Still keeping audience on the edge of their seats

 

INVC NEWS
New Delhi, 

 

The audience was still gripped after the play as they had many questions for the Cast and crew of the play ‘Ballygunge 1990.’ The play was praised by the critiques and the audience immensely said that it was as if the role of Kartik was made for Anup Soni. To which he answered that it took him time to adopt the role of Kartik what helped him was internalisation and he said “the role should not look unnatural it should be done in a way that it should be keeping the audience enamoured.”

Meet the Director

Meet the director invited the directors of Manimugdha, Mahishasur Mardini, Ballygunge 1990 and Thoothukudi Massacre 13. The dialog started with the play Manimugdha in this play central character of the version was Rupalim, a timeless play written by Jyoti Prasad Agarwala, one of the torch-bearers of the literary and cultural field of Assam.
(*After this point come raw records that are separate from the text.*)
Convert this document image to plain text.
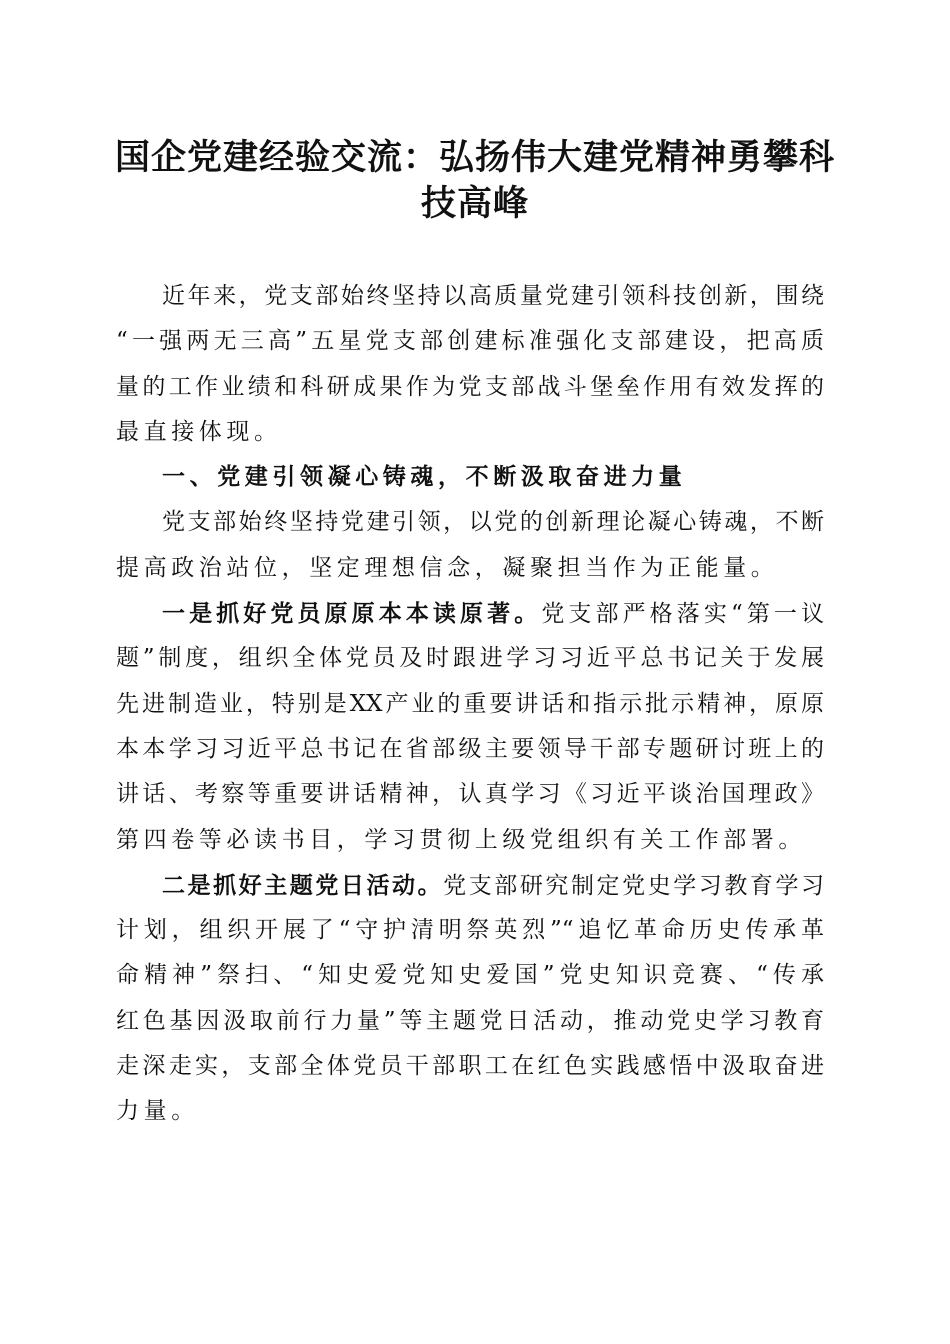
国企党建经验交流：弘扬伟大建党精神勇攀科
技高峰
近年来，党支部始终坚持以高质量党建引领科技创新，围绕
“一强两无三高”五星党支部创建标准强化支部建设，把高质
量的工作业绩和科研成果作为党支部战斗堡垒作用有效发挥的
最直接体现。
一、党建引领凝心铸魂，不断汲取奋进力量
党支部始终坚持党建引领，以党的创新理论凝心铸魂，不断
提高政治站位，坚定理想信念，凝聚担当作为正能量。
一是抓好党员原原本本读原著。党支部严格落实“第一议
题”制度，组织全体党员及时跟进学习习近平总书记关于发展
先进制造业，特别是XX产业的重要讲话和指示批示精神，原原
本本学习习近平总书记在省部级主要领导干部专题研讨班上的
讲话、考察等重要讲话精神，认真学习《习近平谈治国理政》
第四卷等必读书目，学习贯彻上级党组织有关工作部署。
二是抓好主题党日活动。党支部研究制定党史学习教育学习
计划，组织开展了“守护清明祭英烈”“追忆革命历史传承革
命精神”祭扫、“知史爱党知史爱国”党史知识竞赛、“传承
红色基因汲取前行力量”等主题党日活动，推动党史学习教育
走深走实，支部全体党员干部职工在红色实践感悟中汲取奋进
力量。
The conversation then was started with Cast and Crew of the plays aforementioned discussed their hardships, laughs and experiences. The cast and crew of Ballygunge 1990 was welcomed warmly by the audience, like the play the audience was kept on the edge of their seats even while the discussion was happening. Sharing his experiences about his life at NSD Anup Soni recollected, “I was enriched by NSD. I learnt the importance of learning, appreciation of actors their acting and other different elements of a play or performing art.” When he was asked about choosing this role as it was of a supporting actor he remarked, “As an actor I had .1% doubt in my mind. But when I read, and then role rehearsed Kartik’s character I wanted to feel the thrill. I believe if you have even got five or six good scenes then you can leave an impact.”

Today’s Play

BABAI

 

Babai is a trans-creation of August Strindberg’s The Father. Taking inspiration from the original, playwright Ishita Mukherjee has adapted the play into an Indian locale and has given it a relevance to the socio-economic reality of today. The play is about an extremely complex relationship between a husband and a wife, which culminates when it comes to the question of the future of their only child. Not wanting to lose her custody over the child, the wife induces suspicion in her husband’s mind about him not being the real father, thus pushing the husband into an abyss of doubts, and taking over the household and making everybody believe that the husband’s sanity is under question. The husband, unable to bear this painful predicament, gradually loses his mind and in the end the family, under the vigilance of his wife, sends him to an asylum. The play talks about the eternal power politics between man and woman, state and religion, and society and individual.

 

MUNSHIGANJ GOLIKAAND URF MOOK BALIDAAN

 

In 1886, the British made the Avadh Rent Act and implemented it. In the Act, the Kings and Talukedaars got the right to collect Rent. Since their tax collection was arbitrary, the poor farmers opposed this recovery and under the leadership of Baba Ramchander, this movement spread in the districts of Rae Bareli, Barabanki, Sultanpur, Pratapgarh and Faizabad. Baba Janaki Das took over from Baba Ramchander, and was later captured along with his companions and put in the Rae Bareli Jail. Till then the Kisan Sabha had been formed. In 1920 farmers gathered in Munshiganj, across the Sai River, to free their leaders from jail. The farmers were fired on and hundreds of them were killed. Pandit Jawaharlal Nehru came to Rae Bareli to meet the farmers, and the District Magistrate took him into custody. The commissioner, Colonel Founteray, realizing the gravity of the incident of the Munshiganj firing, ordered the injured to be shot as well so that they do not become witnesses of the massacre. Some of the dead bodies were loaded into Ikka-Taangas and drowned overnight in the Dalmau Ganges River. For the remaining corpses, four big pits were dug in Munshiganj, and a hundred corpses each were buried in them. Munshiganj is also called the second Jallianwala incident.

 

 

BHANGA BHANGA CHHOBI (BROKEN IMAGES)


The play opens with Manjula Ray in a television studio, giving one of her countless interviews. Manjula is a successful Bengali writer whose first novel in English has got favourable reviews from the West. She talks about her life and her darling husband Pramod, and fondly reminisces about Malini, her wheel-chair bound sister. After the interview, Manjula is ready to leave the studio but is confronted by an image. Gradually Manjula starts unfolding her life showing two facets of the same character. The conversations between the character on stage and the chhaya-murti go on and Manjula peels layer after layer, revealing raw emotions and complexities of the relationship between Manjula, Promod and Malini. We can relate to both Manjula and Malini… all of us being flawed in some way or the other, and that’s what makes us human.

 

Note: As a tribute to the first Director of National School of Drama Satu Sen and Repertory Chief Om Shivpuri Monographs on the life of these veterans and legends of NSD will be launched tomorrow. National School of drama publication department cordially invites your esteemed presence at 3:00 p.m. Chaumukh Auditorium, National School of Drama.